Brigham Young University student engineers will return next week to the California Speedway for an international Formula Racing competition with a trimmed-down vehicle that can handle more G-force than performance kings Audi and Porsche.

The team of 12 BYU students has sunk 300 hours of design, production, assembly and testing each week for a year into the bright blue speedster, aiming to beat last year’s rookie score against the 80 universities they will face June 13-16.

“This formula style racer is student-designed, -built and -driven,” said Andrew Enke, a student in mechanical engineering and project manager for the team. “We have been given parameters within the competition, but we have optimized every aspect of it.”

The Formula SAE West competition, coupled with its sister race in Detroit, has become the “World Cup” of undergraduate automotive mechanical engineering, with collegiate motorsports gearing up to be a more competitive field each year. The competition scores teams in eight engineering design categories, including track performance, cost, fuel economy and a business plan presentation that simulates a real-world design and development engineering job.

“The purpose of this competition is to get better prepared engineers when they hit industry,” Enke said. “We aren’t building a car just for speed, but we are looking most importantly at improvements in engineering design. Our car handles G-force better than some high-end sports cars and only costs about $13,000 in production.”

Formula racing is more popular outside the NASCAR-crazed United States, which might explain why a growing numbers of SAE competitive teams are coming from across the globe.

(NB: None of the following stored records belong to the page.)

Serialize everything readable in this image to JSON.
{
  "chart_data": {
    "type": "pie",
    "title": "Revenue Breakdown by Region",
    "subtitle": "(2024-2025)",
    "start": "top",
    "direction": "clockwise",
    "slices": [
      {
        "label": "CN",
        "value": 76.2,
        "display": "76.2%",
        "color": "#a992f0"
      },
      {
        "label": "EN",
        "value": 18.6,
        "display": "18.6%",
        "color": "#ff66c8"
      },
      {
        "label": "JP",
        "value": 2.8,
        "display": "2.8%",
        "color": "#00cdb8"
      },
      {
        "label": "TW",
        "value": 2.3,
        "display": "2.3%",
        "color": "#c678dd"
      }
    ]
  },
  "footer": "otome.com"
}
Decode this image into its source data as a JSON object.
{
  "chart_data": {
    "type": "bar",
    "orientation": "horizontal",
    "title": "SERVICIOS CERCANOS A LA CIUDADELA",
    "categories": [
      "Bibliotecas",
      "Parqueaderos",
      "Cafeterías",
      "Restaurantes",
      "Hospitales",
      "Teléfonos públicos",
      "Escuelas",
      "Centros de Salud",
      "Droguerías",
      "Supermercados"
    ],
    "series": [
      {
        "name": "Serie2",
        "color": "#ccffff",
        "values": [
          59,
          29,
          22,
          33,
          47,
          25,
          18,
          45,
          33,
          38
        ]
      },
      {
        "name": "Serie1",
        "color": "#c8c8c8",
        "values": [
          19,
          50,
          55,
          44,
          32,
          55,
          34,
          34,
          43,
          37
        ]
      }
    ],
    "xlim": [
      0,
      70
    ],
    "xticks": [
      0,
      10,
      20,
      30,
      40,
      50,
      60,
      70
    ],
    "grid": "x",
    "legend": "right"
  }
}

At the speedway in Fontana, Calif., BYU will be pitted against mechanical engineers from Brazil, China, South Korea, Mexico and the United Kingdom to see who has designed and built the better racing package.

“This racecar is a senior capstone project that really motivates engineers across disciplines,” said Robert Todd, a BYU professor of mechanical engineering and faculty advisor to the team. “Something that moves always gets engineers excited and this project allows them to see how they are measuring up against their peers—it’s the ultimate teaching tool.”

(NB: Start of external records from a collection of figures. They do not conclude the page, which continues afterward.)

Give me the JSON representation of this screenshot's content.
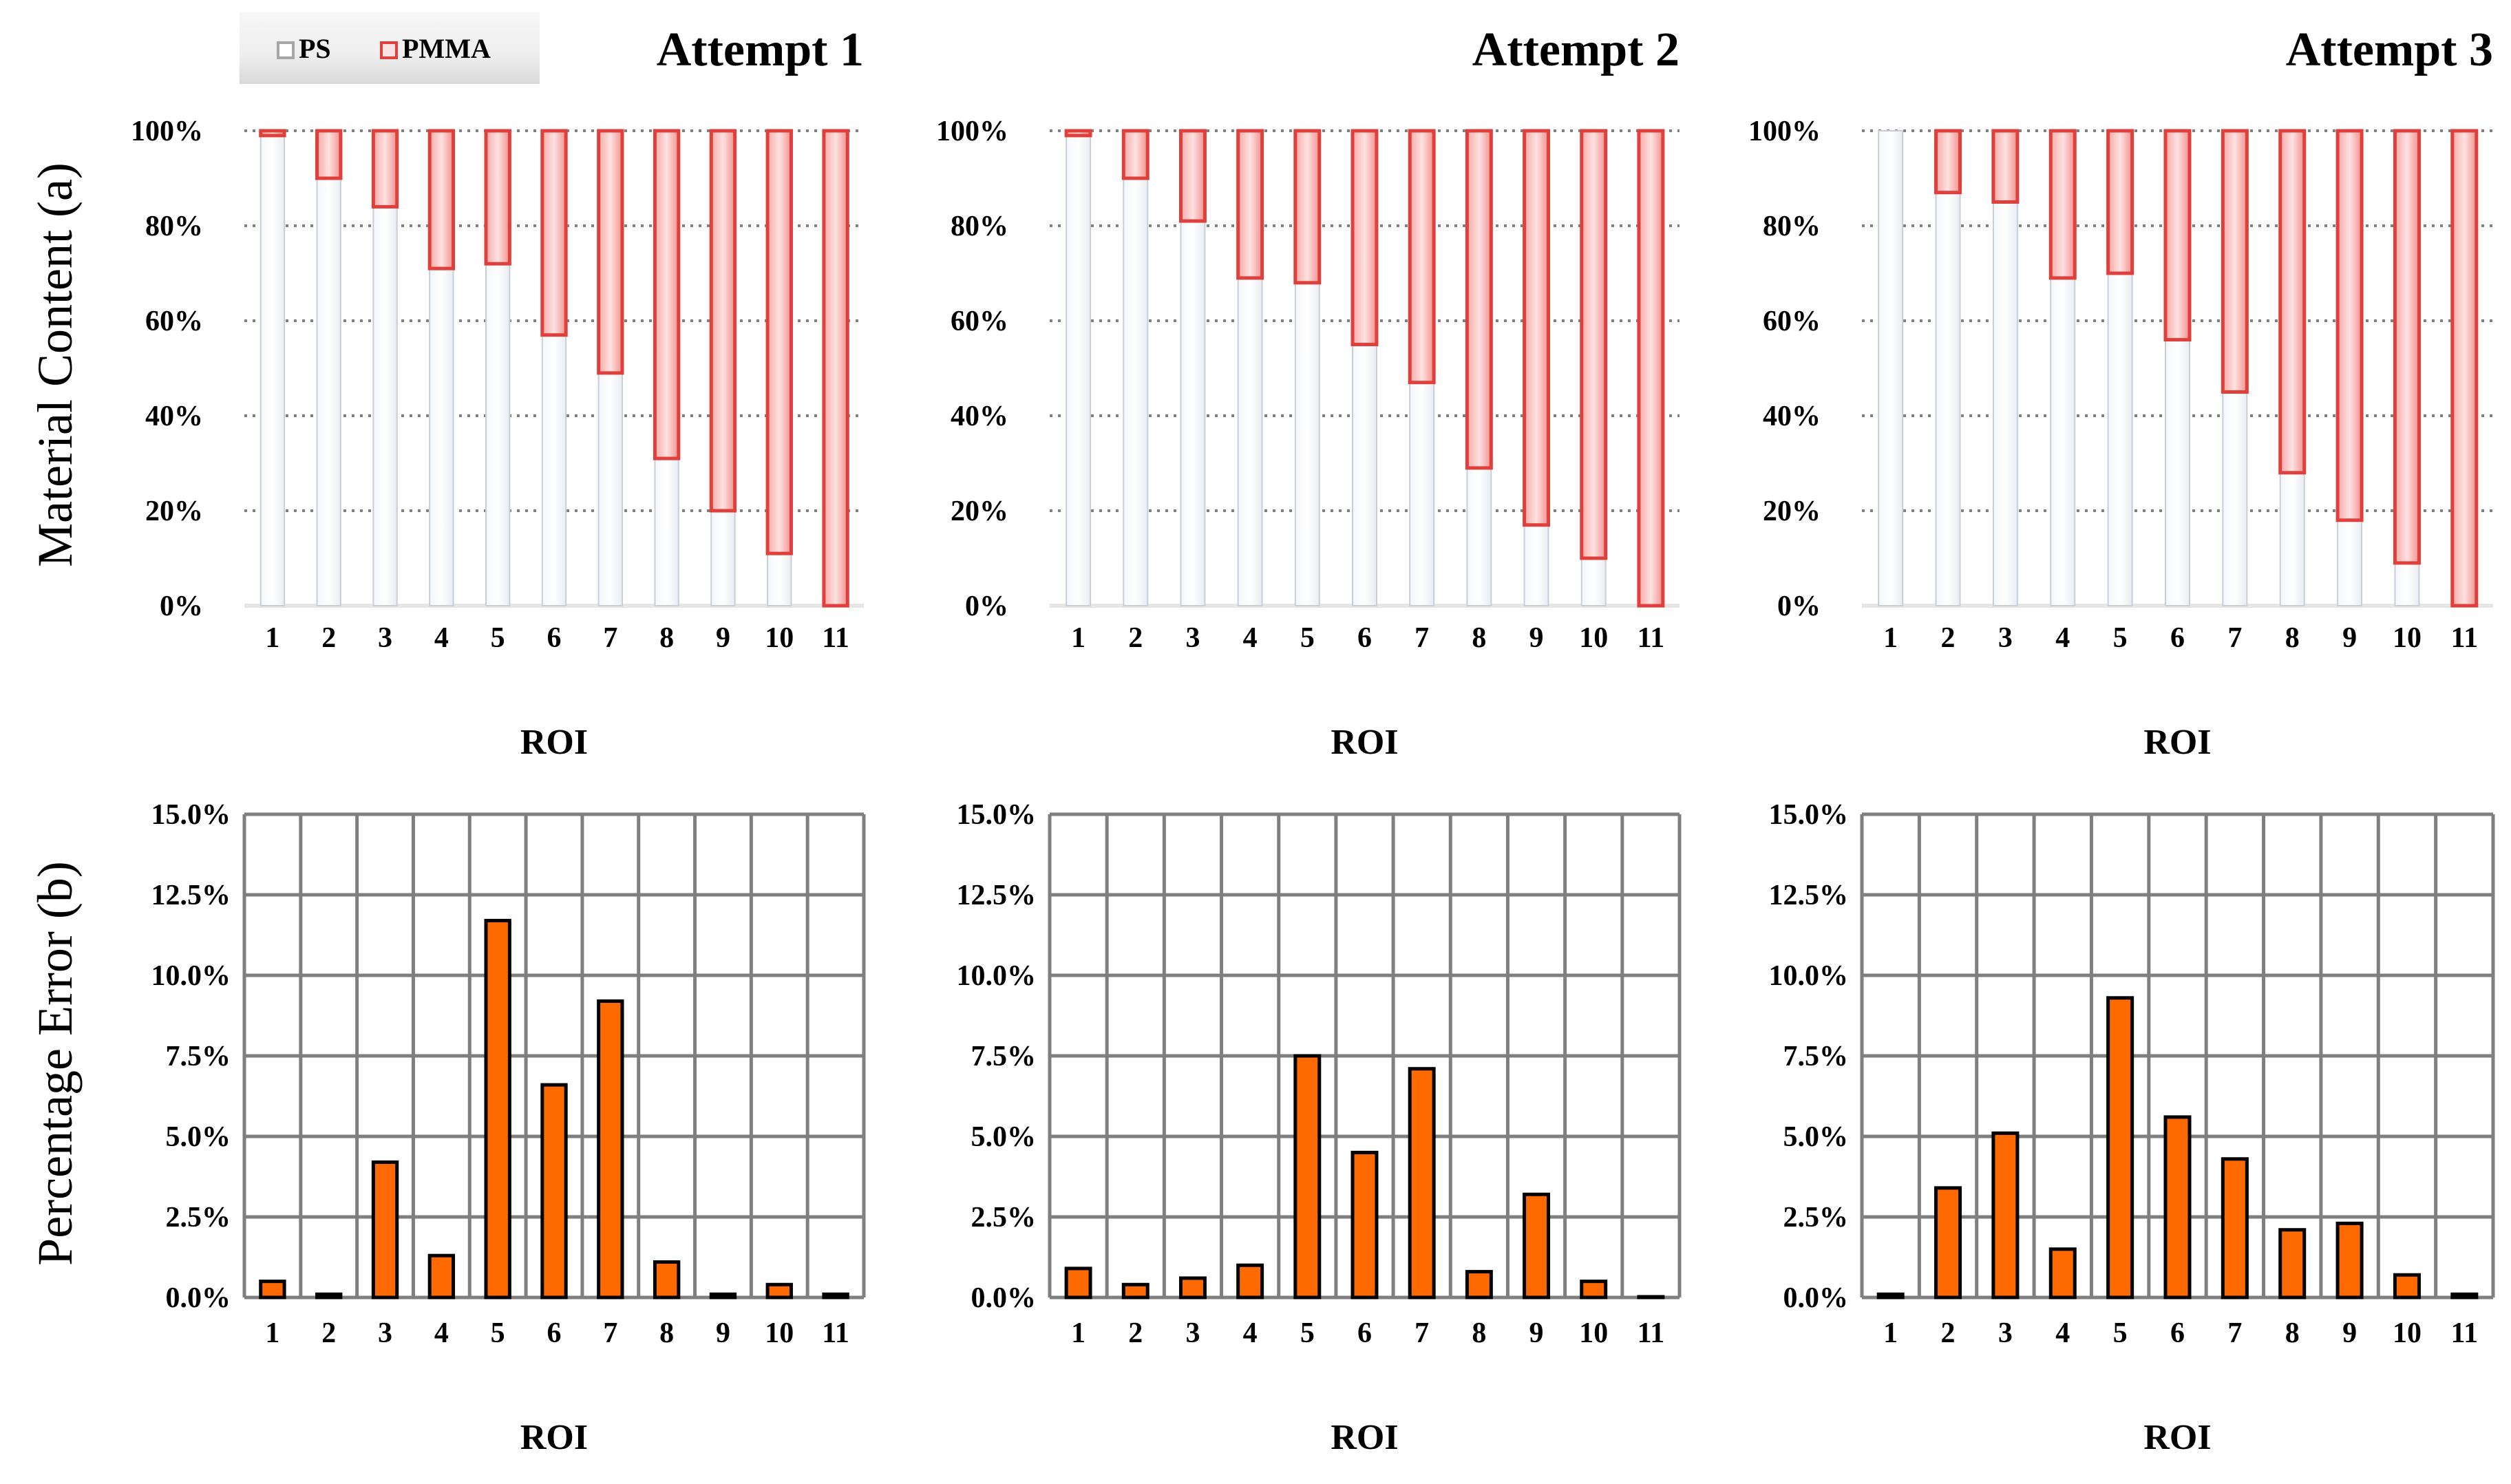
{
  "figure": {
    "ylabel_a": "Material Content (a)",
    "ylabel_b": "Percentage Error (b)",
    "legend": [
      {
        "label": "PS",
        "color": "#a6a6a6"
      },
      {
        "label": "PMMA",
        "color": "#e0403c"
      }
    ]
  },
  "colors": {
    "ps": "#cfd3d8",
    "pmma": "#e8504c",
    "error_bar": "#ff6a00",
    "grid": "#7f7f7f"
  },
  "chart_data": [
    {
      "type": "bar",
      "stacked": true,
      "title": "Attempt 1",
      "row": "a",
      "categories": [
        "1",
        "2",
        "3",
        "4",
        "5",
        "6",
        "7",
        "8",
        "9",
        "10",
        "11"
      ],
      "series": [
        {
          "name": "PS",
          "values": [
            99,
            90,
            84,
            71,
            72,
            57,
            49,
            31,
            20,
            11,
            0
          ]
        },
        {
          "name": "PMMA",
          "values": [
            1,
            10,
            16,
            29,
            28,
            43,
            51,
            69,
            80,
            89,
            100
          ]
        }
      ],
      "xlabel": "ROI",
      "ylim": [
        0,
        100
      ],
      "yticks": [
        "0%",
        "20%",
        "40%",
        "60%",
        "80%",
        "100%"
      ]
    },
    {
      "type": "bar",
      "stacked": true,
      "title": "Attempt 2",
      "row": "a",
      "categories": [
        "1",
        "2",
        "3",
        "4",
        "5",
        "6",
        "7",
        "8",
        "9",
        "10",
        "11"
      ],
      "series": [
        {
          "name": "PS",
          "values": [
            99,
            90,
            81,
            69,
            68,
            55,
            47,
            29,
            17,
            10,
            0
          ]
        },
        {
          "name": "PMMA",
          "values": [
            1,
            10,
            19,
            31,
            32,
            45,
            53,
            71,
            83,
            90,
            100
          ]
        }
      ],
      "xlabel": "ROI",
      "ylim": [
        0,
        100
      ],
      "yticks": [
        "0%",
        "20%",
        "40%",
        "60%",
        "80%",
        "100%"
      ]
    },
    {
      "type": "bar",
      "stacked": true,
      "title": "Attempt 3",
      "row": "a",
      "categories": [
        "1",
        "2",
        "3",
        "4",
        "5",
        "6",
        "7",
        "8",
        "9",
        "10",
        "11"
      ],
      "series": [
        {
          "name": "PS",
          "values": [
            100,
            87,
            85,
            69,
            70,
            56,
            45,
            28,
            18,
            9,
            0
          ]
        },
        {
          "name": "PMMA",
          "values": [
            0,
            13,
            15,
            31,
            30,
            44,
            55,
            72,
            82,
            91,
            100
          ]
        }
      ],
      "xlabel": "ROI",
      "ylim": [
        0,
        100
      ],
      "yticks": [
        "0%",
        "20%",
        "40%",
        "60%",
        "80%",
        "100%"
      ]
    },
    {
      "type": "bar",
      "row": "b",
      "categories": [
        "1",
        "2",
        "3",
        "4",
        "5",
        "6",
        "7",
        "8",
        "9",
        "10",
        "11"
      ],
      "values": [
        0.5,
        0.1,
        4.2,
        1.3,
        11.7,
        6.6,
        9.2,
        1.1,
        0.1,
        0.4,
        0.1
      ],
      "xlabel": "ROI",
      "ylim": [
        0,
        15
      ],
      "yticks": [
        "0.0%",
        "2.5%",
        "5.0%",
        "7.5%",
        "10.0%",
        "12.5%",
        "15.0%"
      ]
    },
    {
      "type": "bar",
      "row": "b",
      "categories": [
        "1",
        "2",
        "3",
        "4",
        "5",
        "6",
        "7",
        "8",
        "9",
        "10",
        "11"
      ],
      "values": [
        0.9,
        0.4,
        0.6,
        1.0,
        7.5,
        4.5,
        7.1,
        0.8,
        3.2,
        0.5,
        0.0
      ],
      "xlabel": "ROI",
      "ylim": [
        0,
        15
      ],
      "yticks": [
        "0.0%",
        "2.5%",
        "5.0%",
        "7.5%",
        "10.0%",
        "12.5%",
        "15.0%"
      ]
    },
    {
      "type": "bar",
      "row": "b",
      "categories": [
        "1",
        "2",
        "3",
        "4",
        "5",
        "6",
        "7",
        "8",
        "9",
        "10",
        "11"
      ],
      "values": [
        0.1,
        3.4,
        5.1,
        1.5,
        9.3,
        5.6,
        4.3,
        2.1,
        2.3,
        0.7,
        0.1
      ],
      "xlabel": "ROI",
      "ylim": [
        0,
        15
      ],
      "yticks": [
        "0.0%",
        "2.5%",
        "5.0%",
        "7.5%",
        "10.0%",
        "12.5%",
        "15.0%"
      ]
    }
  ]
}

The project brings together a multidisciplinary team of ten mechanical engineers and two manufacturing students who have worked for two semesters to obtain the right balance of muscle and design.

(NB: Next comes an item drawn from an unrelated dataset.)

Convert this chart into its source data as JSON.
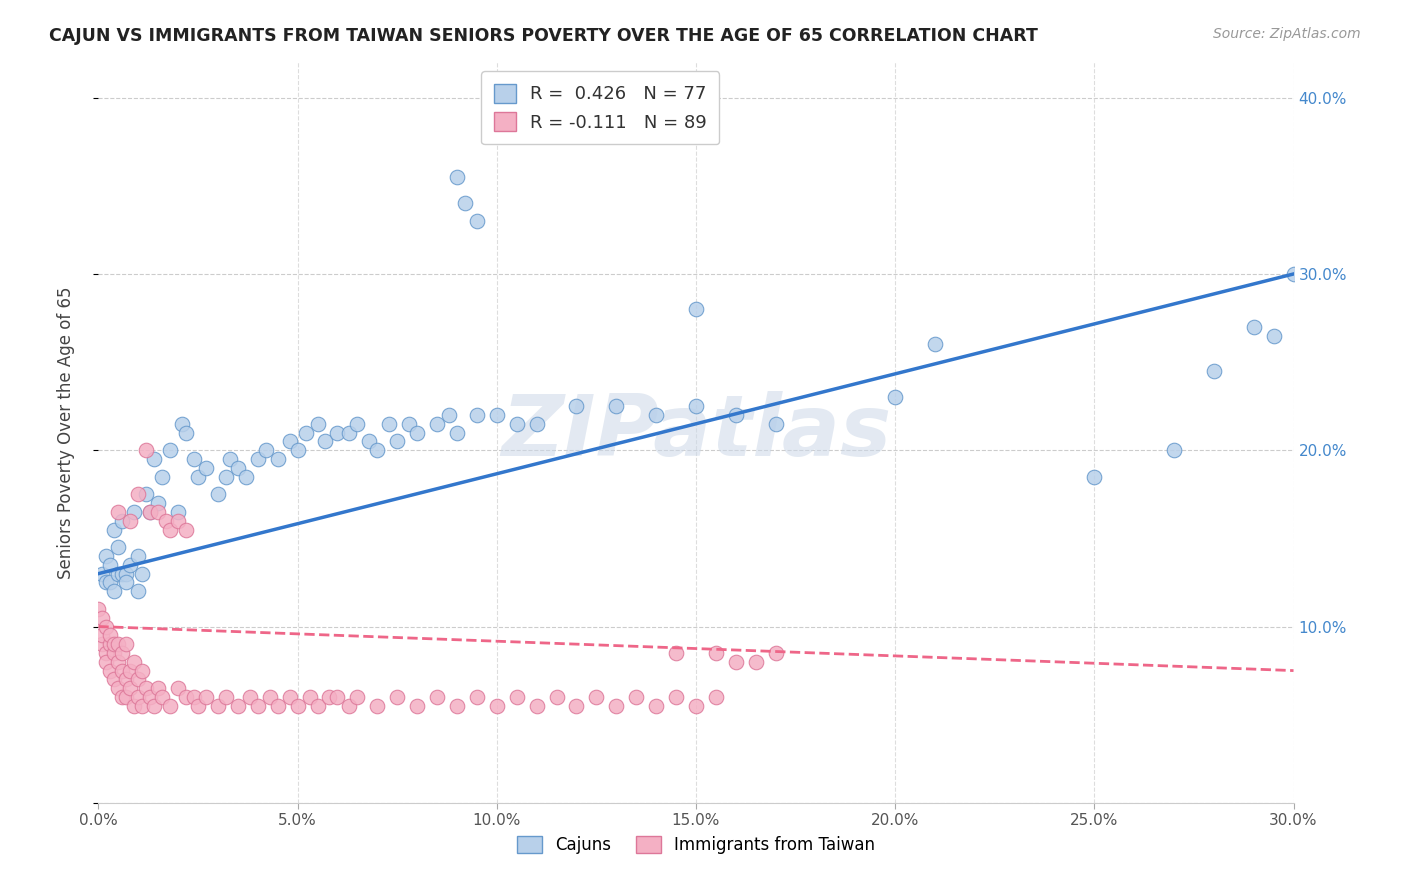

“The team has done outstanding work, and they have reduced the weight of the vehicle substantially from last year, which has a tremendous effect on the agility of the car,” Todd said.

The BYU team has shaved 100 pounds from last year’s car in an effort to boost performance, as well as upgrading to an ethanol fuel and composite drive shafts using spring steel flex plates, allowing the car to run cleaner and hug corners better along the S-curve track.

“To innovate, we engineered the drivetrain ourselves,” Enke said. “It works like a shoulder joint, flexing and bending the axle to keep the wheels closer to those tight curves while zipping around the course.”

The team has also improved their high-tech data sensors, allowing them to track and test everything going on in their vehicle, from tire temperature and GPS to G-force. Their time spent testing hasn’t come cheap, with tires $110 apiece only good for 90 minutes of fast fun, but the team feels like they have stepped up their technical work to optimize and energize the car and their business plan.

“A lot of the innovations that have come into mainstream cars originated from formula racing,” Enke said. “Anti-lock brakes or paddle-shifters on the steering wheel, like the ones we have, are now becoming standard technology in super cars because of the innovation that came from racing. The engineering we are developing will be in tomorrow’s cars.”

The BYU formula racing team will unveil their competition racing vehicle and its optimized performance and handling Friday, June 8 from 11 a.m. to 12 p.m., in the parking lot north of the Monte L. Bean Life Science Museum.